How Can We Help You With Your Recovery Today?
PRCC celebrates a decade of helping
There was already momentum when recovery community centers (RCCs) burst onto the national scene as part of a “new recovery movement” in America.
When the first peer RCC opened in Connecticut in 2004, a passionate group of activists were simultaneously working to bring RCCs to Maine. Envisioned as places where recovery can be nurtured and sustained, RCCs “bring recovery to Main Street” and by making recovery visible, carry the message of hope to the larger community.
Portland Recovery Community Center (PRCC) is celebrating its tenth anniversary in September with the grand opening of its new building that serves as a place for a growing recovery community, locally and statewide.
Ten years ago, the landscape in Maine was very different. The opioid epidemic was taking hold, and while strong 12-Step programs existed, there was only one RCC in Maine, the Bangor Area Recovery Network (BARN). Recognizing that people need a safe and caring space to explore options for recovery, PRCC set out to make multiple pathways of recovery more accessible to more people.

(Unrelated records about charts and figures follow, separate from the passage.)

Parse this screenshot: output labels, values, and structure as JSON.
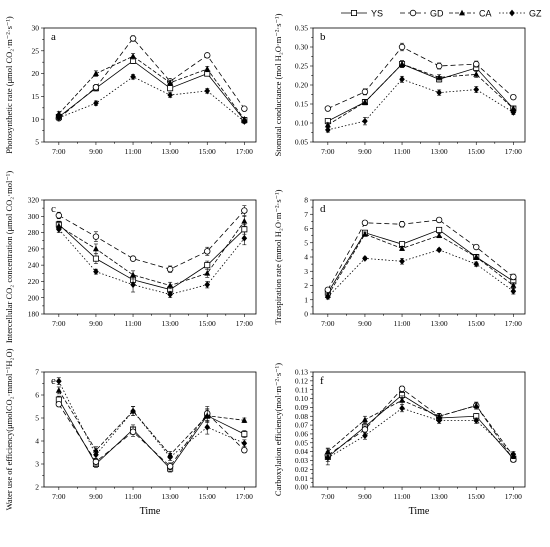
{
  "legend": [
    {
      "name": "YS",
      "dash": "",
      "marker": "square-open"
    },
    {
      "name": "GD",
      "dash": "5,3",
      "marker": "circle-open"
    },
    {
      "name": "CA",
      "dash": "4,2",
      "marker": "triangle-filled"
    },
    {
      "name": "GZ",
      "dash": "1.5,2",
      "marker": "diamond-filled"
    }
  ],
  "x_title": "Time",
  "chart_data": [
    {
      "type": "line",
      "panel_label": "a",
      "ylabel": "Photosynthetic rate (μmol CO₂·m⁻²·s⁻¹)",
      "ylim": [
        5,
        30
      ],
      "yticks": [
        "5",
        "10",
        "15",
        "20",
        "25",
        "30"
      ],
      "categories": [
        "7:00",
        "9:00",
        "11:00",
        "13:00",
        "15:00",
        "17:00"
      ],
      "series": [
        {
          "name": "YS",
          "values": [
            10.5,
            16.8,
            22.8,
            16.8,
            20.0,
            9.8
          ],
          "errors": [
            0.5,
            0.6,
            0.6,
            0.6,
            0.5,
            0.4
          ]
        },
        {
          "name": "GD",
          "values": [
            10.2,
            17.0,
            27.7,
            18.3,
            24.0,
            12.3
          ],
          "errors": [
            0.5,
            0.6,
            0.6,
            0.5,
            0.5,
            0.4
          ]
        },
        {
          "name": "CA",
          "values": [
            11.2,
            20.0,
            23.8,
            18.0,
            21.0,
            10.0
          ],
          "errors": [
            0.5,
            0.6,
            0.6,
            0.5,
            0.6,
            0.4
          ]
        },
        {
          "name": "GZ",
          "values": [
            10.3,
            13.5,
            19.3,
            15.3,
            16.2,
            9.5
          ],
          "errors": [
            0.4,
            0.5,
            0.5,
            0.5,
            0.5,
            0.4
          ]
        }
      ]
    },
    {
      "type": "line",
      "panel_label": "b",
      "ylabel": "Stomatal conductance (mol H₂O·m⁻²·s⁻¹)",
      "ylim": [
        0.05,
        0.35
      ],
      "yticks": [
        "0.05",
        "0.10",
        "0.15",
        "0.20",
        "0.25",
        "0.30",
        "0.35"
      ],
      "categories": [
        "7:00",
        "9:00",
        "11:00",
        "13:00",
        "15:00",
        "17:00"
      ],
      "series": [
        {
          "name": "YS",
          "values": [
            0.105,
            0.155,
            0.255,
            0.215,
            0.245,
            0.138
          ],
          "errors": [
            0.006,
            0.007,
            0.009,
            0.007,
            0.008,
            0.006
          ]
        },
        {
          "name": "GD",
          "values": [
            0.138,
            0.182,
            0.3,
            0.25,
            0.255,
            0.168
          ],
          "errors": [
            0.005,
            0.008,
            0.01,
            0.008,
            0.008,
            0.006
          ]
        },
        {
          "name": "CA",
          "values": [
            0.095,
            0.155,
            0.255,
            0.22,
            0.228,
            0.138
          ],
          "errors": [
            0.006,
            0.007,
            0.009,
            0.007,
            0.008,
            0.006
          ]
        },
        {
          "name": "GZ",
          "values": [
            0.082,
            0.105,
            0.215,
            0.18,
            0.188,
            0.128
          ],
          "errors": [
            0.006,
            0.01,
            0.008,
            0.007,
            0.008,
            0.006
          ]
        }
      ]
    },
    {
      "type": "line",
      "panel_label": "c",
      "ylabel": "Intercellular CO₂ concentration (μmol CO₂·mol⁻¹)",
      "ylim": [
        180,
        320
      ],
      "yticks": [
        "180",
        "200",
        "220",
        "240",
        "260",
        "280",
        "300",
        "320"
      ],
      "categories": [
        "7:00",
        "9:00",
        "11:00",
        "13:00",
        "15:00",
        "17:00"
      ],
      "series": [
        {
          "name": "YS",
          "values": [
            290,
            248,
            222,
            210,
            240,
            284
          ],
          "errors": [
            4,
            6,
            5,
            4,
            5,
            6
          ]
        },
        {
          "name": "GD",
          "values": [
            301,
            275,
            248,
            235,
            257,
            307
          ],
          "errors": [
            4,
            6,
            3,
            4,
            5,
            6
          ]
        },
        {
          "name": "CA",
          "values": [
            288,
            260,
            228,
            215,
            230,
            294
          ],
          "errors": [
            4,
            6,
            5,
            4,
            5,
            6
          ]
        },
        {
          "name": "GZ",
          "values": [
            284,
            232,
            216,
            204,
            216,
            273
          ],
          "errors": [
            4,
            3,
            9,
            4,
            4,
            8
          ]
        }
      ]
    },
    {
      "type": "line",
      "panel_label": "d",
      "ylabel": "Transpiration rate (mmol H₂O·m⁻²·s⁻¹)",
      "ylim": [
        0,
        8
      ],
      "yticks": [
        "0",
        "1",
        "2",
        "3",
        "4",
        "5",
        "6",
        "7",
        "8"
      ],
      "categories": [
        "7:00",
        "9:00",
        "11:00",
        "13:00",
        "15:00",
        "17:00"
      ],
      "series": [
        {
          "name": "YS",
          "values": [
            1.5,
            5.7,
            4.9,
            5.9,
            4.0,
            2.3
          ],
          "errors": [
            0.15,
            0.15,
            0.15,
            0.15,
            0.15,
            0.2
          ]
        },
        {
          "name": "GD",
          "values": [
            1.7,
            6.4,
            6.3,
            6.6,
            4.7,
            2.6
          ],
          "errors": [
            0.15,
            0.15,
            0.2,
            0.1,
            0.15,
            0.2
          ]
        },
        {
          "name": "CA",
          "values": [
            1.3,
            5.6,
            4.6,
            5.5,
            4.0,
            2.0
          ],
          "errors": [
            0.15,
            0.15,
            0.15,
            0.15,
            0.15,
            0.2
          ]
        },
        {
          "name": "GZ",
          "values": [
            1.2,
            3.9,
            3.7,
            4.5,
            3.5,
            1.6
          ],
          "errors": [
            0.15,
            0.1,
            0.2,
            0.1,
            0.15,
            0.2
          ]
        }
      ]
    },
    {
      "type": "line",
      "panel_label": "e",
      "ylabel": "Water use of efficiency(μmolCO₂·mmol⁻¹H₂O)",
      "ylim": [
        2,
        7
      ],
      "yticks": [
        "2",
        "3",
        "4",
        "5",
        "6",
        "7"
      ],
      "categories": [
        "7:00",
        "9:00",
        "11:00",
        "13:00",
        "15:00",
        "17:00"
      ],
      "series": [
        {
          "name": "YS",
          "values": [
            5.8,
            3.0,
            4.5,
            2.8,
            5.1,
            4.3
          ],
          "errors": [
            0.15,
            0.15,
            0.2,
            0.15,
            0.3,
            0.15
          ]
        },
        {
          "name": "GD",
          "values": [
            5.6,
            3.1,
            4.4,
            2.9,
            5.2,
            3.6
          ],
          "errors": [
            0.1,
            0.15,
            0.2,
            0.15,
            0.3,
            0.1
          ]
        },
        {
          "name": "CA",
          "values": [
            6.2,
            3.6,
            5.3,
            3.4,
            5.1,
            4.9
          ],
          "errors": [
            0.15,
            0.15,
            0.2,
            0.15,
            0.25,
            0.1
          ]
        },
        {
          "name": "GZ",
          "values": [
            6.6,
            3.4,
            5.3,
            3.3,
            4.6,
            3.9
          ],
          "errors": [
            0.15,
            0.2,
            0.2,
            0.15,
            0.3,
            0.15
          ]
        }
      ]
    },
    {
      "type": "line",
      "panel_label": "f",
      "ylabel": "Carboxylation efficiency(mol·m⁻²·s⁻¹)",
      "ylim": [
        0,
        0.13
      ],
      "yticks": [
        "0.00",
        "0.01",
        "0.02",
        "0.03",
        "0.04",
        "0.05",
        "0.06",
        "0.07",
        "0.08",
        "0.09",
        "0.10",
        "0.11",
        "0.12",
        "0.13"
      ],
      "categories": [
        "7:00",
        "9:00",
        "11:00",
        "13:00",
        "15:00",
        "17:00"
      ],
      "series": [
        {
          "name": "YS",
          "values": [
            0.034,
            0.068,
            0.104,
            0.078,
            0.08,
            0.032
          ],
          "errors": [
            0.009,
            0.005,
            0.004,
            0.003,
            0.003,
            0.003
          ]
        },
        {
          "name": "GD",
          "values": [
            0.036,
            0.065,
            0.111,
            0.08,
            0.092,
            0.031
          ],
          "errors": [
            0.004,
            0.004,
            0.003,
            0.003,
            0.003,
            0.003
          ]
        },
        {
          "name": "CA",
          "values": [
            0.04,
            0.076,
            0.098,
            0.08,
            0.092,
            0.035
          ],
          "errors": [
            0.004,
            0.004,
            0.005,
            0.003,
            0.004,
            0.003
          ]
        },
        {
          "name": "GZ",
          "values": [
            0.033,
            0.058,
            0.089,
            0.075,
            0.075,
            0.037
          ],
          "errors": [
            0.004,
            0.004,
            0.004,
            0.003,
            0.003,
            0.003
          ]
        }
      ]
    }
  ]
}
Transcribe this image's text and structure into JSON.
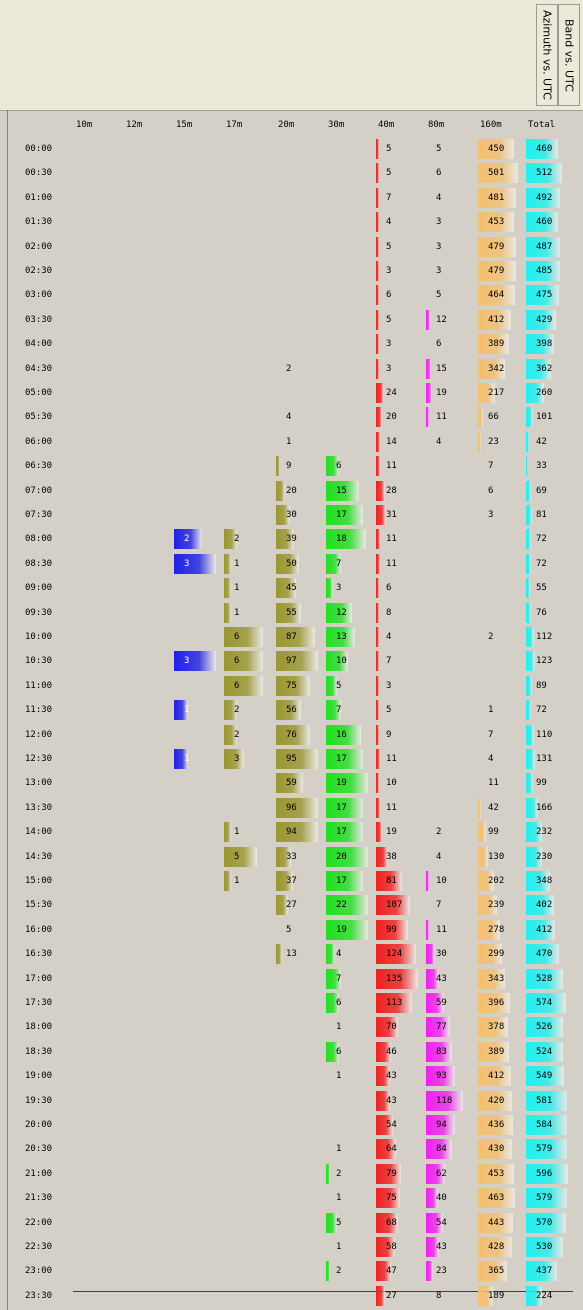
{
  "tabs": [
    {
      "label": "Band vs. UTC"
    },
    {
      "label": "Azimuth vs. UTC"
    }
  ],
  "columns": [
    "10m",
    "12m",
    "15m",
    "17m",
    "20m",
    "30m",
    "40m",
    "80m",
    "160m",
    "Total"
  ],
  "times": [
    "00:00",
    "00:30",
    "01:00",
    "01:30",
    "02:00",
    "02:30",
    "03:00",
    "03:30",
    "04:00",
    "04:30",
    "05:00",
    "05:30",
    "06:00",
    "06:30",
    "07:00",
    "07:30",
    "08:00",
    "08:30",
    "09:00",
    "09:30",
    "10:00",
    "10:30",
    "11:00",
    "11:30",
    "12:00",
    "12:30",
    "13:00",
    "13:30",
    "14:00",
    "14:30",
    "15:00",
    "15:30",
    "16:00",
    "16:30",
    "17:00",
    "17:30",
    "18:00",
    "18:30",
    "19:00",
    "19:30",
    "20:00",
    "20:30",
    "21:00",
    "21:30",
    "22:00",
    "22:30",
    "23:00",
    "23:30"
  ],
  "colors": {
    "15m": "#2020e8",
    "17m": "#9a9630",
    "20m": "#9a9630",
    "30m": "#20e020",
    "40m": "#f02020",
    "80m": "#f020f0",
    "160m": "#f4c070",
    "Total": "#20f0f0"
  },
  "chart_data": {
    "type": "table",
    "row_header": "UTC",
    "columns": [
      "10m",
      "12m",
      "15m",
      "17m",
      "20m",
      "30m",
      "40m",
      "80m",
      "160m",
      "Total"
    ],
    "rows": [
      {
        "time": "00:00",
        "values": [
          null,
          null,
          null,
          null,
          null,
          null,
          5,
          5,
          450,
          460
        ]
      },
      {
        "time": "00:30",
        "values": [
          null,
          null,
          null,
          null,
          null,
          null,
          5,
          6,
          501,
          512
        ]
      },
      {
        "time": "01:00",
        "values": [
          null,
          null,
          null,
          null,
          null,
          null,
          7,
          4,
          481,
          492
        ]
      },
      {
        "time": "01:30",
        "values": [
          null,
          null,
          null,
          null,
          null,
          null,
          4,
          3,
          453,
          460
        ]
      },
      {
        "time": "02:00",
        "values": [
          null,
          null,
          null,
          null,
          null,
          null,
          5,
          3,
          479,
          487
        ]
      },
      {
        "time": "02:30",
        "values": [
          null,
          null,
          null,
          null,
          null,
          null,
          3,
          3,
          479,
          485
        ]
      },
      {
        "time": "03:00",
        "values": [
          null,
          null,
          null,
          null,
          null,
          null,
          6,
          5,
          464,
          475
        ]
      },
      {
        "time": "03:30",
        "values": [
          null,
          null,
          null,
          null,
          null,
          null,
          5,
          12,
          412,
          429
        ]
      },
      {
        "time": "04:00",
        "values": [
          null,
          null,
          null,
          null,
          null,
          null,
          3,
          6,
          389,
          398
        ]
      },
      {
        "time": "04:30",
        "values": [
          null,
          null,
          null,
          null,
          2,
          null,
          3,
          15,
          342,
          362
        ]
      },
      {
        "time": "05:00",
        "values": [
          null,
          null,
          null,
          null,
          null,
          null,
          24,
          19,
          217,
          260
        ]
      },
      {
        "time": "05:30",
        "values": [
          null,
          null,
          null,
          null,
          4,
          null,
          20,
          11,
          66,
          101
        ]
      },
      {
        "time": "06:00",
        "values": [
          null,
          null,
          null,
          null,
          1,
          null,
          14,
          4,
          23,
          42
        ]
      },
      {
        "time": "06:30",
        "values": [
          null,
          null,
          null,
          null,
          9,
          6,
          11,
          null,
          7,
          33
        ]
      },
      {
        "time": "07:00",
        "values": [
          null,
          null,
          null,
          null,
          20,
          15,
          28,
          null,
          6,
          69
        ]
      },
      {
        "time": "07:30",
        "values": [
          null,
          null,
          null,
          null,
          30,
          17,
          31,
          null,
          3,
          81
        ]
      },
      {
        "time": "08:00",
        "values": [
          null,
          null,
          2,
          2,
          39,
          18,
          11,
          null,
          null,
          72
        ]
      },
      {
        "time": "08:30",
        "values": [
          null,
          null,
          3,
          1,
          50,
          7,
          11,
          null,
          null,
          72
        ]
      },
      {
        "time": "09:00",
        "values": [
          null,
          null,
          null,
          1,
          45,
          3,
          6,
          null,
          null,
          55
        ]
      },
      {
        "time": "09:30",
        "values": [
          null,
          null,
          null,
          1,
          55,
          12,
          8,
          null,
          null,
          76
        ]
      },
      {
        "time": "10:00",
        "values": [
          null,
          null,
          null,
          6,
          87,
          13,
          4,
          null,
          2,
          112
        ]
      },
      {
        "time": "10:30",
        "values": [
          null,
          null,
          3,
          6,
          97,
          10,
          7,
          null,
          null,
          123
        ]
      },
      {
        "time": "11:00",
        "values": [
          null,
          null,
          null,
          6,
          75,
          5,
          3,
          null,
          null,
          89
        ]
      },
      {
        "time": "11:30",
        "values": [
          null,
          null,
          1,
          2,
          56,
          7,
          5,
          null,
          1,
          72
        ]
      },
      {
        "time": "12:00",
        "values": [
          null,
          null,
          null,
          2,
          76,
          16,
          9,
          null,
          7,
          110
        ]
      },
      {
        "time": "12:30",
        "values": [
          null,
          null,
          1,
          3,
          95,
          17,
          11,
          null,
          4,
          131
        ]
      },
      {
        "time": "13:00",
        "values": [
          null,
          null,
          null,
          null,
          59,
          19,
          10,
          null,
          11,
          99
        ]
      },
      {
        "time": "13:30",
        "values": [
          null,
          null,
          null,
          null,
          96,
          17,
          11,
          null,
          42,
          166
        ]
      },
      {
        "time": "14:00",
        "values": [
          null,
          null,
          null,
          1,
          94,
          17,
          19,
          2,
          99,
          232
        ]
      },
      {
        "time": "14:30",
        "values": [
          null,
          null,
          null,
          5,
          33,
          20,
          38,
          4,
          130,
          230
        ]
      },
      {
        "time": "15:00",
        "values": [
          null,
          null,
          null,
          1,
          37,
          17,
          81,
          10,
          202,
          348
        ]
      },
      {
        "time": "15:30",
        "values": [
          null,
          null,
          null,
          null,
          27,
          22,
          107,
          7,
          239,
          402
        ]
      },
      {
        "time": "16:00",
        "values": [
          null,
          null,
          null,
          null,
          5,
          19,
          99,
          11,
          278,
          412
        ]
      },
      {
        "time": "16:30",
        "values": [
          null,
          null,
          null,
          null,
          13,
          4,
          124,
          30,
          299,
          470
        ]
      },
      {
        "time": "17:00",
        "values": [
          null,
          null,
          null,
          null,
          null,
          7,
          135,
          43,
          343,
          528
        ]
      },
      {
        "time": "17:30",
        "values": [
          null,
          null,
          null,
          null,
          null,
          6,
          113,
          59,
          396,
          574
        ]
      },
      {
        "time": "18:00",
        "values": [
          null,
          null,
          null,
          null,
          null,
          1,
          70,
          77,
          378,
          526
        ]
      },
      {
        "time": "18:30",
        "values": [
          null,
          null,
          null,
          null,
          null,
          6,
          46,
          83,
          389,
          524
        ]
      },
      {
        "time": "19:00",
        "values": [
          null,
          null,
          null,
          null,
          null,
          1,
          43,
          93,
          412,
          549
        ]
      },
      {
        "time": "19:30",
        "values": [
          null,
          null,
          null,
          null,
          null,
          null,
          43,
          118,
          420,
          581
        ]
      },
      {
        "time": "20:00",
        "values": [
          null,
          null,
          null,
          null,
          null,
          null,
          54,
          94,
          436,
          584
        ]
      },
      {
        "time": "20:30",
        "values": [
          null,
          null,
          null,
          null,
          null,
          1,
          64,
          84,
          430,
          579
        ]
      },
      {
        "time": "21:00",
        "values": [
          null,
          null,
          null,
          null,
          null,
          2,
          79,
          62,
          453,
          596
        ]
      },
      {
        "time": "21:30",
        "values": [
          null,
          null,
          null,
          null,
          null,
          1,
          75,
          40,
          463,
          579
        ]
      },
      {
        "time": "22:00",
        "values": [
          null,
          null,
          null,
          null,
          null,
          5,
          68,
          54,
          443,
          570
        ]
      },
      {
        "time": "22:30",
        "values": [
          null,
          null,
          null,
          null,
          null,
          1,
          58,
          43,
          428,
          530
        ]
      },
      {
        "time": "23:00",
        "values": [
          null,
          null,
          null,
          null,
          null,
          2,
          47,
          23,
          365,
          437
        ]
      },
      {
        "time": "23:30",
        "values": [
          null,
          null,
          null,
          null,
          null,
          null,
          27,
          8,
          189,
          224
        ]
      }
    ]
  }
}
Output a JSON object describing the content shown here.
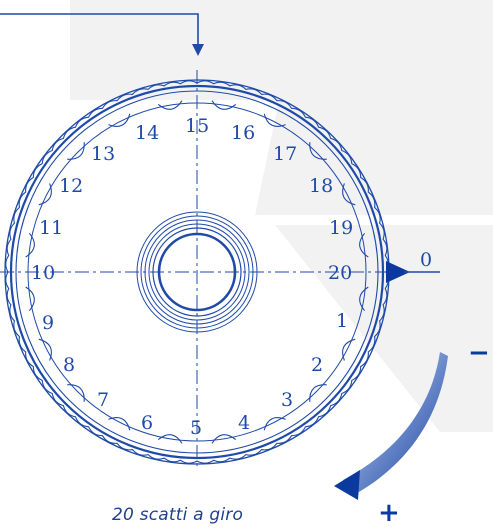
{
  "dial": {
    "numbers": [
      "0",
      "1",
      "2",
      "3",
      "4",
      "5",
      "6",
      "7",
      "8",
      "9",
      "10",
      "11",
      "12",
      "13",
      "14",
      "15",
      "16",
      "17",
      "18",
      "19",
      "20"
    ],
    "pointer_label": "0",
    "minus_label": "−",
    "plus_label": "+"
  },
  "caption": "20 scatti a giro",
  "colors": {
    "line": "#1f4aa8",
    "dark": "#0b3a9e",
    "panel": "#f2f2f2"
  }
}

Deb Dettor, who played a key role in starting PRCC said, “The idea was that anyone could walk into the center and meet people like themselves, who were taking the hard steps to recover from addiction. They would find community support and a vast array of coaching, groups and activities to help them be successful, free of charge.”
PRCC began as a pilot project and five years later became an independent nonprofit, led primarily by people in recovery from substance use disorder.
Today, PRCC has over 2,500 active members attending more than 50 groups and activities weekly as well as volunteering in all the center’s operations and programming.
In 2018, with funding from the Office of Behavioral Health at DHHS, PRCC became Maine’s Recovery Hub to help start and coordinate the work of new RCCs throughout the state. Today, there are 17 RCCs across Maine and more in development.
There is a growing body of evidence demonstrating the effectiveness of RCCs in helping people find and sustain long-term recovery.
PRCC, along with all of Maine’s RCCs, is proud to serve on the leading edge of the recovery movement.
We look forward to the next decade of helping recovery live, grow and thrive in Maine.